Xylose Lysine Deoxycholate (XLD) Agar

Xylose Lysine Deoxycholate (XLD) Agar

Selective & Differential Medium for Salmonella and Shigella Isolation

Product Identification

General Information

Product Name: Xylose Lysine Deoxycholate (XLD) Agar
Catalogue Number: AS-1378
Medium Type: Selective and differential enteric culture medium
Form: Dehydrated powder

Product Overview

Xylose Lysine Deoxycholate (XLD) Agar is a selective and differential solid medium designed for the isolation and differentiation of Salmonella and Shigella species from food, environmental, and laboratory samples.

The formulation contains xylose, lactose, and sucrose to assess carbohydrate fermentation, lysine to detect decarboxylation reactions, and sodium deoxycholate to inhibit Gram-positive organisms.

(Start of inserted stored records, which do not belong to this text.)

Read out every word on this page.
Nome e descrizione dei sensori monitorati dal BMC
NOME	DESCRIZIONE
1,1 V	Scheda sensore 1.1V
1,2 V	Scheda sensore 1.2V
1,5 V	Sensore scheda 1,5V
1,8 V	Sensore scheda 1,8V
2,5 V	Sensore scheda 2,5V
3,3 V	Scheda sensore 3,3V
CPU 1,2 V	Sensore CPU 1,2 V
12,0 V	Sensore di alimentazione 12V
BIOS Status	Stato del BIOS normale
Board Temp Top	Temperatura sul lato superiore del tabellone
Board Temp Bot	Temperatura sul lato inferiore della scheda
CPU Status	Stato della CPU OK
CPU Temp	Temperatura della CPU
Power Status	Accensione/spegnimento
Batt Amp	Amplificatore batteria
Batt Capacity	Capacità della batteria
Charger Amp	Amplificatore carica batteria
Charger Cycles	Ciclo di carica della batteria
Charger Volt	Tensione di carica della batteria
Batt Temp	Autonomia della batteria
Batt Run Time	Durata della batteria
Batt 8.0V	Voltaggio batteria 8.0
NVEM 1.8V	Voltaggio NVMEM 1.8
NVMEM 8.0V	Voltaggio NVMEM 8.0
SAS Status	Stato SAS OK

Phenol red serves as a pH indicator, while ferric ammonium citrate enables detection of hydrogen sulfide (H₂S) production.

XLD Agar is widely used in food microbiology, public health laboratories, and environmental monitoring, and is compatible with recognised international testing methods.

Principle of the Medium

Functional Components

Xylose, Lactose, Sucrose: Fermentable carbohydrates for differentiation
Lysine: Detects lysine decarboxylation
Sodium Deoxycholate: Selective agent inhibiting Gram-positive bacteria
Phenol Red: pH indicator for carbohydrate fermentation
Ferric Ammonium Citrate: Detects hydrogen sulfide (H₂S) production
Peptone & Yeast Extract: Provide nitrogen, vitamins, and growth factors

Typical Composition (per litre)

Formulation Information

Yeast Extract: 3.0 g
Peptone / Proteose Peptone: 10.0 g
Lactose: 7.5 g
Sucrose: 7.5 g
Xylose: 4.0 g
Sodium Chloride: 5.0 g
Sodium Deoxycholate: 0.8 g
Ferric Ammonium Citrate: 0.8 g
Phenol Red: 0.025 g
Agar: 15.0 g
Purified Water: q.s. to 1 L

Final pH: 7.4 ± 0.2 at 25 °C

Applications

Food & Environmental Microbiology

Selective isolation of Salmonella and Shigella from food and water samples
Routine food safety and public health monitoring

Laboratory & Research Use

Differentiation of enteric Gram-negative bacteria
Detection of H₂S-producing organisms

Key Features

Performance Advantages

Selective for Gram-negative enteric pathogens
Differential carbohydrate fermentation reactions
Clear identification of H₂S-producing colonies
Nutrient-rich formulation for pathogenic Enterobacteriaceae
Suitable for recognised international testing protocols

Preparation Guidelines

General Preparation

Suspend 61.55 g of dehydrated medium in 1 L of purified water
Heat with agitation until completely dissolved
Dispense into Petri dishes or slants as required
Sterilise by autoclaving at 121 °C for 15 minutes
Cool to 45–50 °C before pouring plates or preparing slants

Incubation

Recommended Conditions

Temperature: 35–37 °C
Incubation time: 18–24 hours (up to 48 hours for slow-growing organisms)

Interpretation of Results

Typical Colony Appearance

Red colonies: Shigella spp. (non-fermenters)
Yellow colonies: Lactose/xylose/sucrose fermenters
Red colonies with black centres: Salmonella spp. (H₂S production)

Colony colour and morphology assist in differentiation and enumeration.

Storage & Stability

Storage Conditions

Dehydrated medium: 15–30 °C, dry and tightly sealed
Prepared plates or slants: 2–8 °C, protected from light

Use within the recommended shelf life for optimal performance.

Intended Use & Safety

Regulatory Statement

For laboratory use only.
Not intended for human, animal, or food consumption.

Refer to the Safety Data Sheet (SDS) prior to use.